On ressent dans ces appartements la nécessité de coucher un maximum de monde, tout en préservant l’intimité.

Il n’existe pratiquement plus de cuisine ancienne dans les 3 fenêtres. Et on le comprend ! Dans les premiers immeubles construits, il n’y avait pas l’eau courante, parfois pas d’évacuation et encore moins le gaz et l’électricité. De fait, les cuisines ont suivi les évolutions technologiques et ont abandonné leur potager (là où on fait cuire la nourriture, pas le jardin) ou leur cuisinière à charbon. Pour l’eau courante, les piles (l’évier) en pierre de Cassis, ont bien réussi grâce à leur simplicité, à s’adapter à l’arrivée des robinets et des évacuations. On en voit donc encore beaucoup, bien que les propriétaires actuels les déposent malheureusement trop souvent.

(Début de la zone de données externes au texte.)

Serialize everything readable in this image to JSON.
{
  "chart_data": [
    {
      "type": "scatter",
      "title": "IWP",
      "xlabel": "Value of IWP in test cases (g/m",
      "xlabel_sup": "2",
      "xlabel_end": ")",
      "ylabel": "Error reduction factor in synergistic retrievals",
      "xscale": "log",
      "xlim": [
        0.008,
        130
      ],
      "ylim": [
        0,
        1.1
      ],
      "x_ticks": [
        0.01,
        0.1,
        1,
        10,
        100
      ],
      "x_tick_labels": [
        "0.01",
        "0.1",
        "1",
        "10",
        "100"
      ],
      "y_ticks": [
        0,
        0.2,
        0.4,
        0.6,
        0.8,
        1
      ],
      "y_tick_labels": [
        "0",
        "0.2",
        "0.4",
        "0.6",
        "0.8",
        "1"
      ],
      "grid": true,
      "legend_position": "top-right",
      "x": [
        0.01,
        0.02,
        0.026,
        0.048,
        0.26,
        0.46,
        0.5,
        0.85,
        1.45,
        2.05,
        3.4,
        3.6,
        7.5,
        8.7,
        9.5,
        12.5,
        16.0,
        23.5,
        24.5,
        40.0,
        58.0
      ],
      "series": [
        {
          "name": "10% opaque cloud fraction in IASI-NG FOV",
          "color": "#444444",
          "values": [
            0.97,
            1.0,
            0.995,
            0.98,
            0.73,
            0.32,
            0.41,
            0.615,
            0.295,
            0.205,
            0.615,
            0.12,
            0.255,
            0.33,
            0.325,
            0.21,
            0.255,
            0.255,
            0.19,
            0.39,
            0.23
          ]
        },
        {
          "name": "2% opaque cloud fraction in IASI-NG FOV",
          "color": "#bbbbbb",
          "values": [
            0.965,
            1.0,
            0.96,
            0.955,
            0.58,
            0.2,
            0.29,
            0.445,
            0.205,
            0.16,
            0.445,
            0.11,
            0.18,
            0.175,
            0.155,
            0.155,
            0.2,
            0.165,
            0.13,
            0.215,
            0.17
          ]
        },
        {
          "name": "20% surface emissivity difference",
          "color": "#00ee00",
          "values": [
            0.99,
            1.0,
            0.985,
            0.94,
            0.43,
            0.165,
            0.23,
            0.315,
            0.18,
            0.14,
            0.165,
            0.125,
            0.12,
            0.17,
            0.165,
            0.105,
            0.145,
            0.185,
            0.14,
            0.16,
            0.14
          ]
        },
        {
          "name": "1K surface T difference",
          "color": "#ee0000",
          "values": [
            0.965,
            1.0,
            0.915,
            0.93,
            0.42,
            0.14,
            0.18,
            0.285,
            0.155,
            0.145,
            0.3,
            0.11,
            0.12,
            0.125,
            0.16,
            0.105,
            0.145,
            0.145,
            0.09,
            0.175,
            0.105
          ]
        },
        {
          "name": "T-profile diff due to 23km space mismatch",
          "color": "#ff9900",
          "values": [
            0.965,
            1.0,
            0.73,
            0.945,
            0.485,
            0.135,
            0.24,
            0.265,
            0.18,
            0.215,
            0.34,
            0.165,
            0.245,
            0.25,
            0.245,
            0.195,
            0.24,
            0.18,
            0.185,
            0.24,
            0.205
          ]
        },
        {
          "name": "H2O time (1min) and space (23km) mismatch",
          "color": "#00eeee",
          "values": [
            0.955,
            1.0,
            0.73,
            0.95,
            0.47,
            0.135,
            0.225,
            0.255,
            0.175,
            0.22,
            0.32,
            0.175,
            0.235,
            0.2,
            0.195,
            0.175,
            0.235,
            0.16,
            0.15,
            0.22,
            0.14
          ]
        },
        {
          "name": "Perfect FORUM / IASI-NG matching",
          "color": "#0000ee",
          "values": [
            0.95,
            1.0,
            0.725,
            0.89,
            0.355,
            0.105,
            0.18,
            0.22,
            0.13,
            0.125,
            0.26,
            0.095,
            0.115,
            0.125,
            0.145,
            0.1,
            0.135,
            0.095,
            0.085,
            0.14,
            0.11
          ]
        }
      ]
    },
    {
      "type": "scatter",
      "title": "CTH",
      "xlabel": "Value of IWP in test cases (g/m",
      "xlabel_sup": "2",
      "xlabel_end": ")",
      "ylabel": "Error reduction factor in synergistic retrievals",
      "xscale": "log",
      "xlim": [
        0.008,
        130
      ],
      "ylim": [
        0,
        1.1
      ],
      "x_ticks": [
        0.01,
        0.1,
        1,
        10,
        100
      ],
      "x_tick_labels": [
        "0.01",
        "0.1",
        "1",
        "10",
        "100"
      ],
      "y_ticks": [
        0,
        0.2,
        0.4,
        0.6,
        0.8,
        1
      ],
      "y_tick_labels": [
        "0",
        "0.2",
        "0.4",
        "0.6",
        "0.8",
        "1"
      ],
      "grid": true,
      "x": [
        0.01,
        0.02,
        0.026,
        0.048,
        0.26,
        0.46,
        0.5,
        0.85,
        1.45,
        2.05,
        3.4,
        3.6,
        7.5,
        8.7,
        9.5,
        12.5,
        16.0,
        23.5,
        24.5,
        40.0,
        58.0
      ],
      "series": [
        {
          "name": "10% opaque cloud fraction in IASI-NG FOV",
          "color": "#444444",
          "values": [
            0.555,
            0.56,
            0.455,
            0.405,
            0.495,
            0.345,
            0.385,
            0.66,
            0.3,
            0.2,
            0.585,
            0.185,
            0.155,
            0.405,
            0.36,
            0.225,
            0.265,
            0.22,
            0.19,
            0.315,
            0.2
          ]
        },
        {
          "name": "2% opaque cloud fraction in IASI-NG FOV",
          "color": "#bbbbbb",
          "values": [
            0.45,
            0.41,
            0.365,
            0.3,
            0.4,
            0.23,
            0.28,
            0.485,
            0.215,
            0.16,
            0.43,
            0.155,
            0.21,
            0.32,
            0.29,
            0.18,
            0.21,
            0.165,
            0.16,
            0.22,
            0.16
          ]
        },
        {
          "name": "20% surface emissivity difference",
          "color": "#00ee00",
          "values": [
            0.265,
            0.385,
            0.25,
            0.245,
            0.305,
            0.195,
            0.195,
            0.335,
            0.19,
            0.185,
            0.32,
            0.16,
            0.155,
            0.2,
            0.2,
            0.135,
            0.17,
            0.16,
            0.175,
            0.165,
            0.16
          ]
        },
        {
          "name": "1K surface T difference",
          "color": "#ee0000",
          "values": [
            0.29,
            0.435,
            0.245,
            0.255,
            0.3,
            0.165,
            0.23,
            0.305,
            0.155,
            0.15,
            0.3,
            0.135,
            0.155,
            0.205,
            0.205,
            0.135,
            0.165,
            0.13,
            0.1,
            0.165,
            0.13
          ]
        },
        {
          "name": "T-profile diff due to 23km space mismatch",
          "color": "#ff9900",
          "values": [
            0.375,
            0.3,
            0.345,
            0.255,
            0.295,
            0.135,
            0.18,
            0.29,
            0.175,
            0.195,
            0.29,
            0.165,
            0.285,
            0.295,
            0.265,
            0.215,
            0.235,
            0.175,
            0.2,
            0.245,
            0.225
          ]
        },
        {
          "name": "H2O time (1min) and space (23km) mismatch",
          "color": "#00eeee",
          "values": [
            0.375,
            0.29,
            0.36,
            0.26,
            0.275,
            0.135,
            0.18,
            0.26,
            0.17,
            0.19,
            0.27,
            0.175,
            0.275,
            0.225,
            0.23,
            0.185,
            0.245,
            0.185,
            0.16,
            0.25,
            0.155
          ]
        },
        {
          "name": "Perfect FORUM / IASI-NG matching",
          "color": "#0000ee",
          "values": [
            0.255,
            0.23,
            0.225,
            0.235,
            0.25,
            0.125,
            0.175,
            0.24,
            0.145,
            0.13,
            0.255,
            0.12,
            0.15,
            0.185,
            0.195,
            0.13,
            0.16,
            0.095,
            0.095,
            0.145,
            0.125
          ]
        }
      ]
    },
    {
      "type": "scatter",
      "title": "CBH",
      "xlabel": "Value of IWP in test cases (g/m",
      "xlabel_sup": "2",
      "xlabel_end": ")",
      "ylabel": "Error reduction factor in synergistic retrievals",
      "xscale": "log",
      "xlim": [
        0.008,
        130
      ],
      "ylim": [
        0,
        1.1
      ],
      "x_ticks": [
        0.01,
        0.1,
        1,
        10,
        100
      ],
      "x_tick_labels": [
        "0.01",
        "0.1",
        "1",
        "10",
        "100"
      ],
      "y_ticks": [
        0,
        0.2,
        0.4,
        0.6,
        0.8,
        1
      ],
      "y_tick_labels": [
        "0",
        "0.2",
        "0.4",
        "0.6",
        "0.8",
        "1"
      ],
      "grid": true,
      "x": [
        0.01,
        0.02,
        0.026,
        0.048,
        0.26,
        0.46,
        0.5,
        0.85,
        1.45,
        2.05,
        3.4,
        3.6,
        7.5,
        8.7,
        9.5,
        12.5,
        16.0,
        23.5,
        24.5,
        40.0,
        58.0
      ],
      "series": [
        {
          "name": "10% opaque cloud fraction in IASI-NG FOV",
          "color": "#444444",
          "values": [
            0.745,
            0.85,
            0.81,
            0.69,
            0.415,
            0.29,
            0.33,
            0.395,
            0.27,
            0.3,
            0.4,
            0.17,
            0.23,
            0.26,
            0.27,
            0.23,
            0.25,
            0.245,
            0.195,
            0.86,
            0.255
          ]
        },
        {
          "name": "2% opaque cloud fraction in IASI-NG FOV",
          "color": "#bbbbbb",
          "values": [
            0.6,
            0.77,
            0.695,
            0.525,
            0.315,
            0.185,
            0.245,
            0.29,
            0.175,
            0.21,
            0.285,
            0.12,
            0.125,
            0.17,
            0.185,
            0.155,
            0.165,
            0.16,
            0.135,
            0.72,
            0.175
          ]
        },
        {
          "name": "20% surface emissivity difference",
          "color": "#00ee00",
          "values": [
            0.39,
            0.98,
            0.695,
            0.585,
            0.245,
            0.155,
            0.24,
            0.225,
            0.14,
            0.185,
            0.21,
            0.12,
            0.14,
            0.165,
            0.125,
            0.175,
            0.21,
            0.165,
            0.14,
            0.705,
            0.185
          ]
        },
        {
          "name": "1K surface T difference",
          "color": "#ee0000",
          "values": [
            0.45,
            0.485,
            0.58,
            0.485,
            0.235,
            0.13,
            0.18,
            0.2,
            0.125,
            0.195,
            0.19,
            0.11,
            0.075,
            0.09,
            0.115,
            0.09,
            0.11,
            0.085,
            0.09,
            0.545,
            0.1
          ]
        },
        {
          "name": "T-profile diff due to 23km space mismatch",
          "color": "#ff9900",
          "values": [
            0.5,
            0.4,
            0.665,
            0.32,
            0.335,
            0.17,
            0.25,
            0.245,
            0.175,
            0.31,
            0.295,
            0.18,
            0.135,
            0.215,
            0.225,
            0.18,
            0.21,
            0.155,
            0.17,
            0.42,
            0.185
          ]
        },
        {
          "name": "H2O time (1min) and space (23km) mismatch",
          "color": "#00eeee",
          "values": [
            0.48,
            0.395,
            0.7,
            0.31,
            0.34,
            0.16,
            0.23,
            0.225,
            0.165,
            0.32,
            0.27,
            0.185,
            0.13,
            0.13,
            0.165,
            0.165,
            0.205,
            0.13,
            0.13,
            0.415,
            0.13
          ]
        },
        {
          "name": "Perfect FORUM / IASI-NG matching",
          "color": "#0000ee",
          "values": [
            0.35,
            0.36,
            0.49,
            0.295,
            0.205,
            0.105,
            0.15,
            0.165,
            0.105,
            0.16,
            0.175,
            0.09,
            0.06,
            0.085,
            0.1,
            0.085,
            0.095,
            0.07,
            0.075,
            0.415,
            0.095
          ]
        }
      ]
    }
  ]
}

En outre, la cuisine, haute sous plafond accueille un rangement maçonné (encore appréciable aujourd’hui!), ainsi qu’une soupente (ou suspente selon ma maman <3) qui s’appuie sur ce dernier. La soupente est un rangement en hauteur, large et difficilement accessible sans escabeau. Si aujourd’hui on y range des cartons avec la pierrade qu’on n’utilise jamais, la machine à raclette et autres machins encombrant la cuisine, à l’époque il a pu arriver apparemment qu’on y fasse dormir un gamin.

Bref, d’étages en étages, les 3 fenêtres (dont les baies [j’aime placer du vocabulaire] sont d’ailleurs assez grandes) sont tous à peu près les mêmes.

Deux fenêtres pour la chambre principale, une pour la petite chambre.

Deux fenêtres pour le salon, une pour la cuisine.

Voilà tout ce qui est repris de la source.